Yes, I loved Possession because it was exactly what my nerdy self craved for… I should have gone back in time to some other satisfying depictions of love, but I tried to stick to just the last 2 years of reading.
I had a long-lasting romantic relationship and I truly dislike classic romance books. My problem is that they always make it seem like the woman has nothing else in her life besides getting or keeping a man. How insane! That’s just not how the world works.
Interesting you thought Hamnet was somewhat romantic. Now that I think about it, yes, it does have some romance there, but not as a be-all and end-all of Agnes’ life.
I rather liked the way that both Agnes and William are portrayed as very independent, strong characters, who are growing apart in a way, but then those scenes of watching Hamlet being performed and realising their parental unity and love… that’s the kind of romance I can be on board with.
The classic fairytale romance has a lot to answer for, doesn’t it? I’m happy to watch the odd romcom but they’re simply another version of the archetypal romantic novel, a plot which can be summarised as boy-meets-girl (or variations thereof), things go pear-shaped, then it’s all ironed out. If it’s done wittily it’s tolerable, otherwise it’s all just so much ho-hum humdrum hokum.

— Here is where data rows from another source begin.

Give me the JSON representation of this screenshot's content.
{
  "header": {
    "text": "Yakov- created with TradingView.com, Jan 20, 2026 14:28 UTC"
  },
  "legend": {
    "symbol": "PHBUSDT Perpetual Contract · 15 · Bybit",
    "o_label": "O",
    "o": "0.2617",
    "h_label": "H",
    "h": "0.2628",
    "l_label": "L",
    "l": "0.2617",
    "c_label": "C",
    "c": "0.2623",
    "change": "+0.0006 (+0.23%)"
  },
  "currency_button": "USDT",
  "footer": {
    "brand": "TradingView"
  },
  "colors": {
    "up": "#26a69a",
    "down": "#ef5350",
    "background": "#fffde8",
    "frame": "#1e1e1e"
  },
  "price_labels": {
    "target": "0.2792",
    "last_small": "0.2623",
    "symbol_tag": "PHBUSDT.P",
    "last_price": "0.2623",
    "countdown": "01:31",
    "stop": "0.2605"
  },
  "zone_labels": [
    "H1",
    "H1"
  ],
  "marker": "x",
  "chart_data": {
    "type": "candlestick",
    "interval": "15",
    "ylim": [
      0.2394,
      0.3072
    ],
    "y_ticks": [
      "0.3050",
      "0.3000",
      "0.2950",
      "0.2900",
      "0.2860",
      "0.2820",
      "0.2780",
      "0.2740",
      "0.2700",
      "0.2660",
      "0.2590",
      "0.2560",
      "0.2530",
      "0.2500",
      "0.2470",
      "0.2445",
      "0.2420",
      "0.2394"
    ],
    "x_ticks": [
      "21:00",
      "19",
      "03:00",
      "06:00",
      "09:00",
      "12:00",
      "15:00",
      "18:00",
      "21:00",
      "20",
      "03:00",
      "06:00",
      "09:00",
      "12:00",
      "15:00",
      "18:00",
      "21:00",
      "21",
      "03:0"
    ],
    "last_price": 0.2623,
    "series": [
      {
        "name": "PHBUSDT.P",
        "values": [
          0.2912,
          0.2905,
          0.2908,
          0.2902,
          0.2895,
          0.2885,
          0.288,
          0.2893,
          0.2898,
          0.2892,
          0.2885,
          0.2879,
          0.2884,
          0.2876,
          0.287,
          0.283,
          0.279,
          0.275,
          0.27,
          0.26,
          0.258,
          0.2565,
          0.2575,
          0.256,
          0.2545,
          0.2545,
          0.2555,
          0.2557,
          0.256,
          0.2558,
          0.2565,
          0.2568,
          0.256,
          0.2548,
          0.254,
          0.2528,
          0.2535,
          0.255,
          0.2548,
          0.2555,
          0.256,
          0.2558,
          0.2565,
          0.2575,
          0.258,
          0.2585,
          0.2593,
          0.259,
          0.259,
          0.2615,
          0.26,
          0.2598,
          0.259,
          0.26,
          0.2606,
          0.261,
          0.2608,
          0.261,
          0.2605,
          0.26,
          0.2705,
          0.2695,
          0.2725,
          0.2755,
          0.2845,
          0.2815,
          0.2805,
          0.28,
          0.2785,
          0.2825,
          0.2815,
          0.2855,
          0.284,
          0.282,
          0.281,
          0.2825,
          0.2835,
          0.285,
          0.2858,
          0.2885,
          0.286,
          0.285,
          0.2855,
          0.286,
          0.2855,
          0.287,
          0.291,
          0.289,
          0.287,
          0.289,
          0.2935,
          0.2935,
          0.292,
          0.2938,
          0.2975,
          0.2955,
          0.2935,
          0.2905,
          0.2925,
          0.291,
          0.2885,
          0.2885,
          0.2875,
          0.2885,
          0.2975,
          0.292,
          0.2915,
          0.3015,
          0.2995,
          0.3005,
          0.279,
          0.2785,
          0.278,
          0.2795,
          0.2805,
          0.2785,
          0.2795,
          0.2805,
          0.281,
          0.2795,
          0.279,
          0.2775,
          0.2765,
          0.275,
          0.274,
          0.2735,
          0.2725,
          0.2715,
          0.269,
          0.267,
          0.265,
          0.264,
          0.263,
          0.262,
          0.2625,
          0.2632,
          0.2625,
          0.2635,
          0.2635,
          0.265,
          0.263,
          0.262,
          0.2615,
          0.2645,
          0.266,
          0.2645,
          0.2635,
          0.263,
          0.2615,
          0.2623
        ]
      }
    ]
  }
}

But in the greater scheme of things is not the Happy Ending devoutly to be wished? What Tolkien termed eucatastrophe — when success was snatched from the jaws of defeat — as opposed to dyscatastrophe: surely hope is what drives us on rather than the tragic Othello- or Tosca-like ending? Or is it that trite endings put us off as being just a little too pat and unrealistic? (Oh bugger, I seem to have gone into full mansplaining mode, which I was desperately trying to avoid.)
Anyway, I shall just say that I concur: romance as a genre is fine in its place, but just doesn’t appeal to me—if there’s to be romance as the main plot in a conventional novel I prefer it to be both messy and realistic.

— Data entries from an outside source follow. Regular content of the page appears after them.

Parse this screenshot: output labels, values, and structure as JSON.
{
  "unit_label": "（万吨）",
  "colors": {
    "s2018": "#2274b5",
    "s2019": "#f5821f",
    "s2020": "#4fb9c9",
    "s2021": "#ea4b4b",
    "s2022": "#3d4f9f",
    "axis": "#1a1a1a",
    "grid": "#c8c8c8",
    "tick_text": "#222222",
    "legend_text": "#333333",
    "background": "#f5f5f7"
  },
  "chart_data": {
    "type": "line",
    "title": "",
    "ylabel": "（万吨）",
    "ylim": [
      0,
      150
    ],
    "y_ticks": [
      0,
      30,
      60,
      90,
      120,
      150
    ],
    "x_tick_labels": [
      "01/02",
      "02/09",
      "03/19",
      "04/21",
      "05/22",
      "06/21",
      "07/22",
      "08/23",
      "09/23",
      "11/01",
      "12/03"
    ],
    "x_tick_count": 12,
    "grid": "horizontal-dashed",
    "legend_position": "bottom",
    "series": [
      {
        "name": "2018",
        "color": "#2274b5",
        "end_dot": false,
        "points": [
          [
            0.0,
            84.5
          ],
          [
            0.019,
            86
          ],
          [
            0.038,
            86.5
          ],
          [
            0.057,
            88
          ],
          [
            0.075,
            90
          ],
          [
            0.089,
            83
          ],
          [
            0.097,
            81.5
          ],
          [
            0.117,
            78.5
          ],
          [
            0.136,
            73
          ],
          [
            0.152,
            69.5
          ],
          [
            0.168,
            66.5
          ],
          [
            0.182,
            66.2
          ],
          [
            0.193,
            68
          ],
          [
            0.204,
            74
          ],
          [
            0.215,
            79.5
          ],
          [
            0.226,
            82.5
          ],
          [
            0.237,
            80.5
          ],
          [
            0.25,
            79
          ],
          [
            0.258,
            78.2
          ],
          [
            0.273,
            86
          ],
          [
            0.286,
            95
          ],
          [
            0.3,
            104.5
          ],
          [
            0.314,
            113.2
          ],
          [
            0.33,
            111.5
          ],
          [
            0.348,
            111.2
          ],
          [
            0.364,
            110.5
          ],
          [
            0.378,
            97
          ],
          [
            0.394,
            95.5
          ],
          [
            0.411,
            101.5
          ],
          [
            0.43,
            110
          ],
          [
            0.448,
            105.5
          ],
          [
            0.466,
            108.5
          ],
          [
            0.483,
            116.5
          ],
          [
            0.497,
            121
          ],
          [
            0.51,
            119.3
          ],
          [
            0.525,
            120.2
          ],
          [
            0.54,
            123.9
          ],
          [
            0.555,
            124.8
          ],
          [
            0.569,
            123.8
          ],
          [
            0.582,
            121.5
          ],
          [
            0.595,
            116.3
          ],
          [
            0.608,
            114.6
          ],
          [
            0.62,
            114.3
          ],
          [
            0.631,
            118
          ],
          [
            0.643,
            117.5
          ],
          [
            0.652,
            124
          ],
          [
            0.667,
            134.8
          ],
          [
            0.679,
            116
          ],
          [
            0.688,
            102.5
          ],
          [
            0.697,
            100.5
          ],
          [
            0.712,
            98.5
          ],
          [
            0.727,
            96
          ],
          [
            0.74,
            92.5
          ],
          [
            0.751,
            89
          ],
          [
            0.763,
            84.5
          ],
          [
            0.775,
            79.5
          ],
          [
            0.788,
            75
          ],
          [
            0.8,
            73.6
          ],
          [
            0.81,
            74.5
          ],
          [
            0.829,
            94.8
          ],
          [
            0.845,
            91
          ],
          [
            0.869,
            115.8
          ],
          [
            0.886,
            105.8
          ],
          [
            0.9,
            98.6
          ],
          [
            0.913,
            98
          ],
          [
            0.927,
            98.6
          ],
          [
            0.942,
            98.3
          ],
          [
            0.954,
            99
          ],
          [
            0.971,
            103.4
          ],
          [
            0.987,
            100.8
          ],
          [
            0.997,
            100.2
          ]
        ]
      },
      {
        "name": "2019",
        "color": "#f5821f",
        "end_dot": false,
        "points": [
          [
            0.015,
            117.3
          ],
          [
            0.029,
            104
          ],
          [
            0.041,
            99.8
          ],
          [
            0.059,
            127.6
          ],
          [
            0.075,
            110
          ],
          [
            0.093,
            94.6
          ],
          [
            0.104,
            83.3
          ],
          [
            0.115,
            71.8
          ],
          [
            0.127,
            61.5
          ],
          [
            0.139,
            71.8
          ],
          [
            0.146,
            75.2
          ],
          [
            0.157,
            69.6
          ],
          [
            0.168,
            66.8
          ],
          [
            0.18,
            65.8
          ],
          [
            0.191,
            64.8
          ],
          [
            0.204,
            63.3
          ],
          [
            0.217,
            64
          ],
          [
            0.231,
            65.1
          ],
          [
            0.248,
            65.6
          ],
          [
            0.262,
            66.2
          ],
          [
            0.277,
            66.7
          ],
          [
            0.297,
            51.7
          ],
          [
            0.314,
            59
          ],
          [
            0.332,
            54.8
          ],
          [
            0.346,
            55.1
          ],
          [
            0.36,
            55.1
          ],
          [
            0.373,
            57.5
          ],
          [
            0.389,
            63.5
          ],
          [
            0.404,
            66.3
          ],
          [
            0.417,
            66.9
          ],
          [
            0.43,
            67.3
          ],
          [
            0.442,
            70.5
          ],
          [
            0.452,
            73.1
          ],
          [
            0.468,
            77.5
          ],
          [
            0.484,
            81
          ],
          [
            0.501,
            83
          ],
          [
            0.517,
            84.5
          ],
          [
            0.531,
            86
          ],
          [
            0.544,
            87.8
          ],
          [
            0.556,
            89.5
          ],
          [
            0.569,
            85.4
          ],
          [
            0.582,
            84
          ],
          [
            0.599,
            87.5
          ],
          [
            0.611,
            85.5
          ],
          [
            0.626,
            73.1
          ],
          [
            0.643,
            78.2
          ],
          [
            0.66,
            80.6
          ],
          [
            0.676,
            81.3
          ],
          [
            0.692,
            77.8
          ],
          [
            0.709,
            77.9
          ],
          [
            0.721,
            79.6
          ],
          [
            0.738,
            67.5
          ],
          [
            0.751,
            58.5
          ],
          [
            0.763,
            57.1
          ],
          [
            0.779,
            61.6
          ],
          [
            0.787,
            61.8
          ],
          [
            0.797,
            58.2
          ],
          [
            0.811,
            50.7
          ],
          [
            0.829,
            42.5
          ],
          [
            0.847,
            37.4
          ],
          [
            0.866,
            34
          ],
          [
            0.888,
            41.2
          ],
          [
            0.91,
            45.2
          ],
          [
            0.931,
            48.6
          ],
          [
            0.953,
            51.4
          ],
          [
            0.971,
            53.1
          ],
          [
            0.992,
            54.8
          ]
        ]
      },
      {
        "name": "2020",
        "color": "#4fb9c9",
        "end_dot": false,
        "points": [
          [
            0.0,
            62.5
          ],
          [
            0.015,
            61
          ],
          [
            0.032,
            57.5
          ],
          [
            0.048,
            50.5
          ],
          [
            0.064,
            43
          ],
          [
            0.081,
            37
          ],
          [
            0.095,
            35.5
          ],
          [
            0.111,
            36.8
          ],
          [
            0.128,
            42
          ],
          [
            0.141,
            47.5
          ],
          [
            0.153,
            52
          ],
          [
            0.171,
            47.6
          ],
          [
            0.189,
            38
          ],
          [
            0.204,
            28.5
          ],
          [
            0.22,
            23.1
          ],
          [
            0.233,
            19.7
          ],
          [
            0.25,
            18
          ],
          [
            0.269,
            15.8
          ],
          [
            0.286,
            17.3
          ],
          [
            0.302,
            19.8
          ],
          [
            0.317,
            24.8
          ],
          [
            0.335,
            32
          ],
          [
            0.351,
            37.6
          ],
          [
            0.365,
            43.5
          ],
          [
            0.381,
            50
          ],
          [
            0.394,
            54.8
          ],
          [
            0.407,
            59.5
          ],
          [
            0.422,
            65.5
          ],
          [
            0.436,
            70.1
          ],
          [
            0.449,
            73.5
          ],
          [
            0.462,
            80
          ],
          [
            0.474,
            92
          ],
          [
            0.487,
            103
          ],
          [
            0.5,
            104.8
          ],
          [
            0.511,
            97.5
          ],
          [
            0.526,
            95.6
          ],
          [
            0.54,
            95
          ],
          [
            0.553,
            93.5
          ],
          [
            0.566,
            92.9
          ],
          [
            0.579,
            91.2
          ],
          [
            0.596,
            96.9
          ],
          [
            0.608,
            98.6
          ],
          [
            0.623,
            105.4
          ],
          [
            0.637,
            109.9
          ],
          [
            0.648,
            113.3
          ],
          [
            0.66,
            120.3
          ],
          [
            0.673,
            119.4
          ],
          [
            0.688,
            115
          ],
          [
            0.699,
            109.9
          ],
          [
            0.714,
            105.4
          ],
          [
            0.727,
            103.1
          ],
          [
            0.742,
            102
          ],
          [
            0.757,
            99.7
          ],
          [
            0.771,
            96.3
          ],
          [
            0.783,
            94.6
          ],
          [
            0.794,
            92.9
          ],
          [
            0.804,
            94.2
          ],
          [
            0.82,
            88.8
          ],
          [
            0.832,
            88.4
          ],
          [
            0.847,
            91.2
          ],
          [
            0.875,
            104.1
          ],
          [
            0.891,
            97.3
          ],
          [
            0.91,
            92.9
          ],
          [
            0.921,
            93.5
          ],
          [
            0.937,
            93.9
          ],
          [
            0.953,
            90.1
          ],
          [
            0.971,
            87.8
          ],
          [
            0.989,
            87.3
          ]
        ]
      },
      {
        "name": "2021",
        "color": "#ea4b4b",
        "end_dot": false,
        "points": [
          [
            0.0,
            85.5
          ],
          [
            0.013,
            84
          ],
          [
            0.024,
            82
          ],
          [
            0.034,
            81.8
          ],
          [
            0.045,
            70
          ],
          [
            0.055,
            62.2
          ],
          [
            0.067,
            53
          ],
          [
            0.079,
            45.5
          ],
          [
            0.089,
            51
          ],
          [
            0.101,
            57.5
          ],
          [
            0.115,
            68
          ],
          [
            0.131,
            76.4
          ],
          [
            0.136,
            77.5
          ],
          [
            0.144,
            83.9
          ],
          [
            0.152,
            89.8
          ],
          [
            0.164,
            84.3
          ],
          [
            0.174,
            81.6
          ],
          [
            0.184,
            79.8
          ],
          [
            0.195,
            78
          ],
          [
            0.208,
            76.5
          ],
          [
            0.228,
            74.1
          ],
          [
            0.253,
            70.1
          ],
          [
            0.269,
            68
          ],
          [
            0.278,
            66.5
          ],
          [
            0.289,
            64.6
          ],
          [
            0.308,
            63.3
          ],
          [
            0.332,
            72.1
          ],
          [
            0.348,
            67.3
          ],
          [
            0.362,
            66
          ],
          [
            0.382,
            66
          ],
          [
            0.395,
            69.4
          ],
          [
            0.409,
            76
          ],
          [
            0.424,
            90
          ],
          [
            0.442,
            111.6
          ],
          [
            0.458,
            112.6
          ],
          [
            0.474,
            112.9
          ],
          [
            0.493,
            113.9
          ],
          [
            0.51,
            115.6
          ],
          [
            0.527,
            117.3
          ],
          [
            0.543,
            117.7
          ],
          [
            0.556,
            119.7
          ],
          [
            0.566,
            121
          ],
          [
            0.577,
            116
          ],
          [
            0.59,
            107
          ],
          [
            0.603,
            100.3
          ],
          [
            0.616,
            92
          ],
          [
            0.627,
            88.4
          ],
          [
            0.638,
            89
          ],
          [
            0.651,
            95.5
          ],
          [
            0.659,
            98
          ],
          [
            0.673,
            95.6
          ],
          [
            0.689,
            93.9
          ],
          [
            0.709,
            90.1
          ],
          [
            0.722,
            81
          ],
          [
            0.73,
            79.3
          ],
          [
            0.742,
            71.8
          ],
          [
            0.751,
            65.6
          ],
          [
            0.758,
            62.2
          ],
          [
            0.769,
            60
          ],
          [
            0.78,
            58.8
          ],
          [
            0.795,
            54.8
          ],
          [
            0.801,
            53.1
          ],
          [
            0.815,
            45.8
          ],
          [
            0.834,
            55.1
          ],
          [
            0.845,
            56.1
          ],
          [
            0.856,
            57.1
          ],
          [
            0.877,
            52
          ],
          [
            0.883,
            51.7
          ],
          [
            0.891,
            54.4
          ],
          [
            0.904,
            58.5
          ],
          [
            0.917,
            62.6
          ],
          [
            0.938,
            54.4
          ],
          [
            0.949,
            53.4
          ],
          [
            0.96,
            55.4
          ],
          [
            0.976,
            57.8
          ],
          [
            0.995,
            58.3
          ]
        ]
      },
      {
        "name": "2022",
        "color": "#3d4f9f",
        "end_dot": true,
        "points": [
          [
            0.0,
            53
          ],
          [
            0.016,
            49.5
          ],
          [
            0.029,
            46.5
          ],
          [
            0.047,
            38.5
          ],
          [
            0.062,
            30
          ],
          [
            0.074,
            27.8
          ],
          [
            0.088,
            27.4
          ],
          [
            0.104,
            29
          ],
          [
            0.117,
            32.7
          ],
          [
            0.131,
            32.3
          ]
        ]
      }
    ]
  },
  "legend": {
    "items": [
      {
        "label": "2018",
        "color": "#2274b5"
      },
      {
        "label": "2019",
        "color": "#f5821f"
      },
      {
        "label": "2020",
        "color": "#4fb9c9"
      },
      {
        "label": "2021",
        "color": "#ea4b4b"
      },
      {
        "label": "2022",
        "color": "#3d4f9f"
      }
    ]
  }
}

Not a fan of rom coms either, I’m afraid – and I think the problem is that often in those kind of books or films, women are portrayed as only finding fulfilment in a relationship, no matter how prickly or successful or independent or witty or whatever they might be at the outset. Something is always missing… and that missing piece often turns out to be a man.

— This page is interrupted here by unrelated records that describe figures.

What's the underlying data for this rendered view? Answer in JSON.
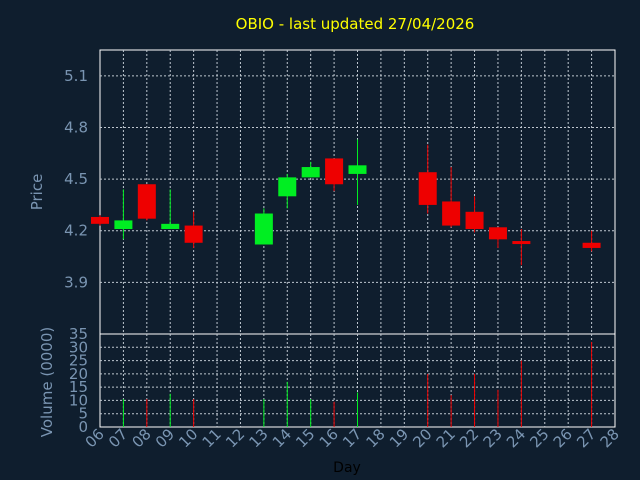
{
  "title": "OBIO - last updated 27/04/2026",
  "colors": {
    "background": "#0f1e2e",
    "title": "#ffff00",
    "axis_text": "#7a95b2",
    "grid": "#bfc7d0",
    "frame": "#ffffff",
    "up": "#00ee22",
    "down": "#ee0000"
  },
  "chart_data": [
    {
      "type": "candlestick",
      "ylabel": "Price",
      "ylim": [
        3.6,
        5.25
      ],
      "yticks": [
        3.9,
        4.2,
        4.5,
        4.8,
        5.1
      ],
      "grid": true,
      "candles": [
        {
          "day": 6,
          "open": 4.28,
          "high": 4.29,
          "low": 4.23,
          "close": 4.24
        },
        {
          "day": 7,
          "open": 4.21,
          "high": 4.44,
          "low": 4.15,
          "close": 4.26
        },
        {
          "day": 8,
          "open": 4.47,
          "high": 4.47,
          "low": 4.26,
          "close": 4.27
        },
        {
          "day": 9,
          "open": 4.21,
          "high": 4.44,
          "low": 4.21,
          "close": 4.24
        },
        {
          "day": 10,
          "open": 4.23,
          "high": 4.31,
          "low": 4.1,
          "close": 4.13
        },
        {
          "day": 13,
          "open": 4.12,
          "high": 4.33,
          "low": 4.12,
          "close": 4.3
        },
        {
          "day": 14,
          "open": 4.4,
          "high": 4.53,
          "low": 4.33,
          "close": 4.51
        },
        {
          "day": 15,
          "open": 4.51,
          "high": 4.6,
          "low": 4.51,
          "close": 4.57
        },
        {
          "day": 16,
          "open": 4.62,
          "high": 4.62,
          "low": 4.43,
          "close": 4.47
        },
        {
          "day": 17,
          "open": 4.53,
          "high": 4.73,
          "low": 4.35,
          "close": 4.58
        },
        {
          "day": 20,
          "open": 4.54,
          "high": 4.7,
          "low": 4.3,
          "close": 4.35
        },
        {
          "day": 21,
          "open": 4.37,
          "high": 4.57,
          "low": 4.22,
          "close": 4.23
        },
        {
          "day": 22,
          "open": 4.31,
          "high": 4.4,
          "low": 4.19,
          "close": 4.21
        },
        {
          "day": 23,
          "open": 4.22,
          "high": 4.22,
          "low": 4.1,
          "close": 4.15
        },
        {
          "day": 24,
          "open": 4.14,
          "high": 4.21,
          "low": 4.0,
          "close": 4.13
        },
        {
          "day": 27,
          "open": 4.13,
          "high": 4.2,
          "low": 4.08,
          "close": 4.1
        }
      ]
    },
    {
      "type": "bar",
      "ylabel": "Volume (0000)",
      "xlabel": "Day",
      "ylim": [
        0,
        35
      ],
      "yticks": [
        0,
        5,
        10,
        15,
        20,
        25,
        30,
        35
      ],
      "grid": true,
      "x_ticks": [
        "06",
        "07",
        "08",
        "09",
        "10",
        "11",
        "12",
        "13",
        "14",
        "15",
        "16",
        "17",
        "18",
        "19",
        "20",
        "21",
        "22",
        "23",
        "24",
        "25",
        "26",
        "27",
        "28"
      ],
      "bars": [
        {
          "day": 7,
          "value": 10.5,
          "color": "up"
        },
        {
          "day": 8,
          "value": 10.5,
          "color": "down"
        },
        {
          "day": 9,
          "value": 12.5,
          "color": "up"
        },
        {
          "day": 10,
          "value": 10.5,
          "color": "down"
        },
        {
          "day": 13,
          "value": 10.5,
          "color": "up"
        },
        {
          "day": 14,
          "value": 17,
          "color": "up"
        },
        {
          "day": 15,
          "value": 10.5,
          "color": "up"
        },
        {
          "day": 16,
          "value": 9.5,
          "color": "down"
        },
        {
          "day": 17,
          "value": 13,
          "color": "up"
        },
        {
          "day": 20,
          "value": 20,
          "color": "down"
        },
        {
          "day": 21,
          "value": 12,
          "color": "down"
        },
        {
          "day": 22,
          "value": 20,
          "color": "down"
        },
        {
          "day": 23,
          "value": 14,
          "color": "down"
        },
        {
          "day": 24,
          "value": 25,
          "color": "down"
        },
        {
          "day": 27,
          "value": 32,
          "color": "down"
        }
      ]
    }
  ]
}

I prefer reading these days to men. However, Kent Haruf’s final novel – Our Souls at Night was beautiful, quiet and very romantic with its older central couple. By contrast I have read Riders and Polo by Jilly Cooper and they were such fun! But I don’t need to read any more of them.
The only Romance books I’ve read are Georgette Heyer, which I devoured in my teens. What I loved most was the witty dialogue, but I don’t know I could re read them now. Regarding the French, a recent popular book was Changer l’eau des fleurs, about a woman who looks after a cemetery. It had a feel-good, happy ending. It is available in English, but I forget the title.
Relationships – yes. Nice Romance – no. That seems to be the consensus round here.